Looking at this field, and knowing what I would do, as opposed to baseball writers and personnel, I just figured it wouldn't go well for me. I take the Howard Bryant approach of thinking no one who cheated and took steroids should be allowed in the Baseball Hall of Fame. And yet so many baseball fans don't want to think about that and go 'Bonds should be in', etc. 

And I feel like this argument keeps gestating and gestating and the people who want him and Clemens in are never gonna see the immoral part of the steroids thing like I have. As a baseball person, yeah, sure, Barry Bonds is an all-time figure. But at a certain point, his production became more about the artificial advantage and less about god-given right.
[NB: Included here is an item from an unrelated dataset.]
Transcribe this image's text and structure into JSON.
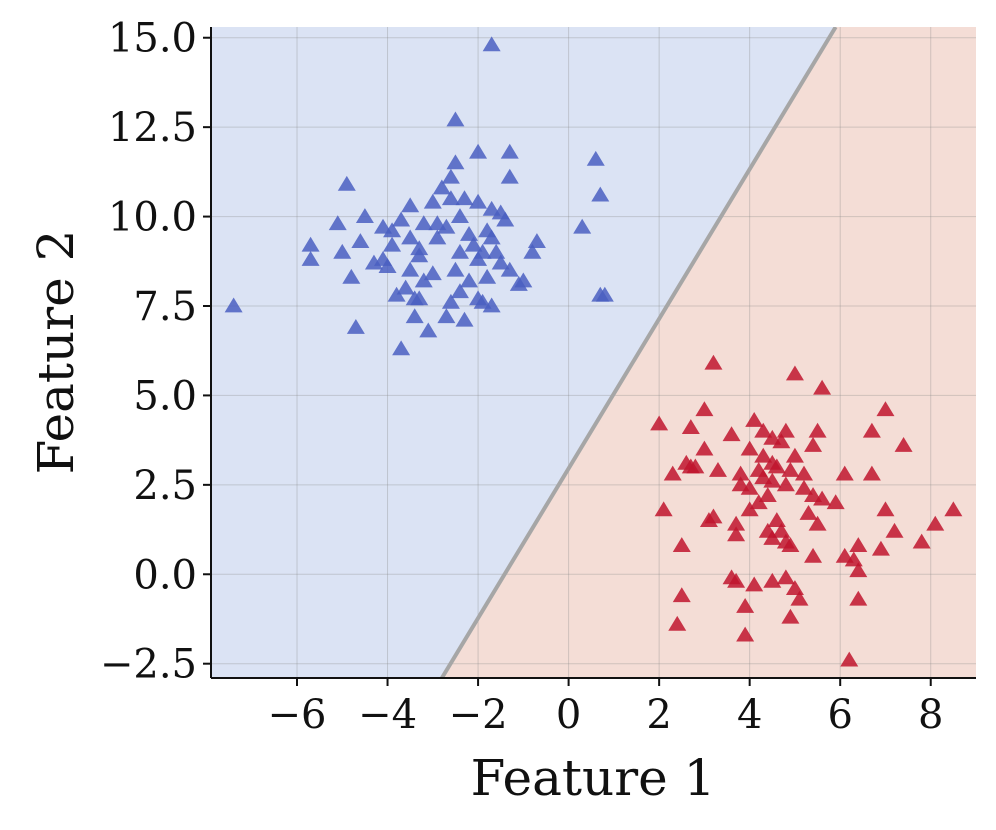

Same with Clemens. Whereas Murphy and Mattingly are proponents of the pre-steroid era, where great players would just slow down as they hit their 30s and there wouldn't be any trainer with a syringe going 'play for 10 more years'. 

The only players I liked on this ballot, and had any real want of entry for, were McGriff, Mattingly and Murphy, and I was just convinced that because of the steroids guys, none of them would get in. I'd made the McGriff argument for about 10 years on my HOF ballot posts, that McGriff was one of the best pure hitters of the 90s, that he should be in if Baines, Bagwell and Alomar are all in, and that if the 1994 season was a full year, he'd have 500 homers and this wouldn't be a question. It's just none of the sportswriters seemed to agree with me, despite...obvious signs that he was a HOF-caliber hitter for 16 years. 

And so going into today, I was...dreading the outcome. Because I knew there were enough steroid-faithfuls in the voting committee, and I knew that something would seep through. I was at a friend's place doing other shit when the news broke, and I felt scared to even check.

The results of this ballot was the strangest thing. Like, I did not expect the one guy who deserved to get in to actually get in. With all the hubbub about the other guys, all the years that they've put up electable people only to vote in either no one or just some executives, I...wasn't thinking it'd be like this.

But yeah...Fred McGriff is a Hall of Famer. And NO ONE ELSE IS. I was...shocked. Overjoyed, but shocked.

My favorite stat from this ballot was that none of the steroids guys got more than 3 votes of 16. Which means even some of the balloters that would have a bias, like Frank Thomas, Lee Smith and Ken Williams, didn't go for Bonds even then. The next-most votes-getter was Mattingly with a 50% tally, which is kinda fitting I suppose. Maybe Mattingly gets in eventually. But...for McGriff, like Smith and Baines before him, to get in for being a great player and a great guy who didn't come near steroids with a ten foot pole...that is healthy as hell, and a righting of a potential wrong.

I am overjoyed with the results of this ballot. If anybody out there is saddened that 2 or 3 people that genuinely cheated to get ahead in the game didn't get into the Hall of Fame, don't worry, as Carlos Beltran will probably be getting in a month from now.

1 comment:

  1. I'm guessing Beltrán does not get in this year. I think he'll get in eventually, probably in a year or two, but I think there will be enough people who won't vote for him on the first ballot because of the Astros scandal.

    My guess is that the only player joining McGriff will be Scott Rolen.